Taxes going down, taxes going up: It’s been a roller-coaster week in the cost-of-living department.
In Congress, the GOP’s massive tax cut measure is expected to lower the federal tax burden for most Hawaii residents in 2019. How much and for how long depends on your circumstances, but for most regular folks, the savings should be pretty modest.
Heading in the opposite direction, meanwhile, are property taxes. Property valuations on Oahu rose all over the place. For private homeowners, valuations have generally increased 6.1 percent for the 2018-19 tax year (results may vary depending on your neighborhood). Hotel/resort, commercial and industrial properties have gone up even more. So while the tax rate may not change, there’s a good chance the amount paid by you — or your landlord — will go up.
If you’re starting to hyperventilate, don’t look at your electricity bill. It’s going up, too. Hawaiian Electric Co. received interim approval to increase its base rate by 2.5 percent, raising electrical bills for 304,261 Oahu customers. It could have been worse: HECO initially wanted 6.9 percent, but was prepared to settle for 3.5 percent. Don’t expect the utility to give up trying.
“We’re extremely disappointed with this outcome,” said HECO president Alan Oshima, pointing out that the rate hasn’t gone up in six years and the company has renewable energy investments it needs to make.
So, like on any roller-coaster ride, we’ll most likely end up where we started: with our usual high cost of living, creeping ever higher.
Anti-Trumpers run for Congress
President Donald Trump has a way with firing — though we’re not talking here about his “you’re fired!” mien.
No, we’re talking about firing up people to oppose him and his presidency — and Hawaii’s top candidates for the 1st Congressional District are citing Trump as their motivation to run.
Doug Chin, Hawaii’s attorney general and a Democrat, said the past year of legal battles against White House policies spurred him to run. Hawaii has led or joined lawsuits to block Trump directives on immigration and health care.
There’s state Rep. Beth Fukumoto, who’s exploring a run for Congress after turning Democrat and getting some national press for fending off backlash from then-fellow Republicans for her criticism of candidate Trump. After Trump’s election, she participated in the Honolulu Women’s March.
Then there’s state Rep. Kaniela Ing, a Democrat, whose campaign website declares: “Fighting Trump is important, but ‘no’ is not enough. We need progress beyond resistance.” Ing champions universal basic income, tuition-free college, equal rights, Medicare-for-all. As un-Donald as it can get.
State Sen. Donna Mercado Kim’s Democratic POV comes through in vowing to “work tirelessly to preserve and expand Medicare, and fight to ensure continued and expanded Social Security for our senior citizens.”
Already a lively slate. Let’s see who else runs, especially from the Republican Party.
Self-censorship at the CDC?
Words matter.

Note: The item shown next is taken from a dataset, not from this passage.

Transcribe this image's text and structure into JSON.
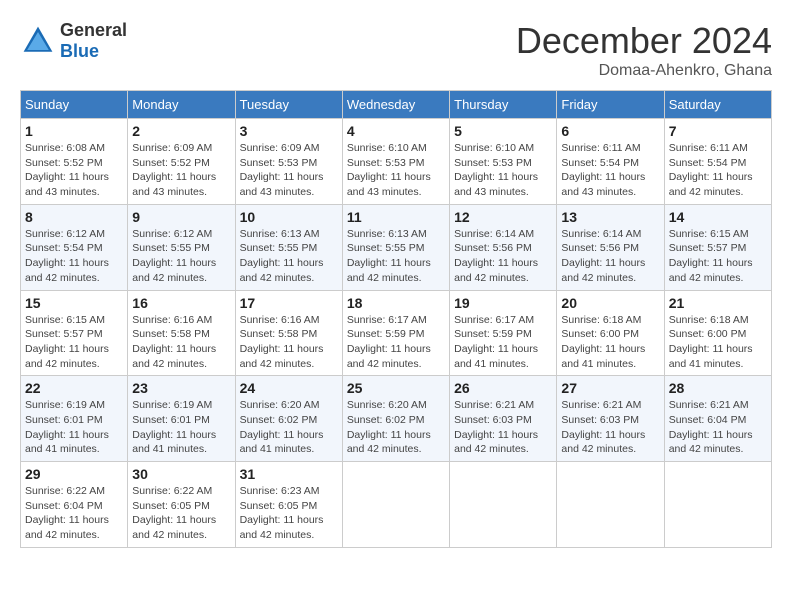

They are basic building blocks of a democratic society, and journalists, more than most, know both the power and the fragility of freedom of speech.
That’s why a recent Washington Post article made such a splash — and raised such immediate outrage. The Centers for Disease Control and Prevention (CDC), the premise went, had banned seven words when crafting documents for budgetary requests: “diversity,” “entitlement,” “fetus,” “evidence-based,” “science-based,” “transgender” and “vulnerable.”
Countered CDC Director Brenda Fitzgerald: “There are no banned, prohibited or forbidden words at the CDC — period.”
Still, these are strange times, fueled by polarization on the Hill and science skeptics in the highest seats of power. Concern, understandably, swirled about top-down thought-policing more in line with totalitarian regimes than with American ideals.
Hawaii’s Brian Schatz was among a handful of U.S. senators who demanded clarification from the CDC, the Department of Health and Human Services, and the Office of Management and Budget.
Subsequent information now indicates that the “banned words” might have bubbled up from the agency’s own rank-and-file — bureaucrats and scientists trying to shield their projects from political deficit hawks by avoiding the trigger words.
Government observers note that self-imposed word curbs are not uncommon with new administrations, so as not to draw attention that could lead to cuts. But it’s a sad state of affairs that today’s hyperadversarial times have created such a fertile marketplace for suspicion and fear.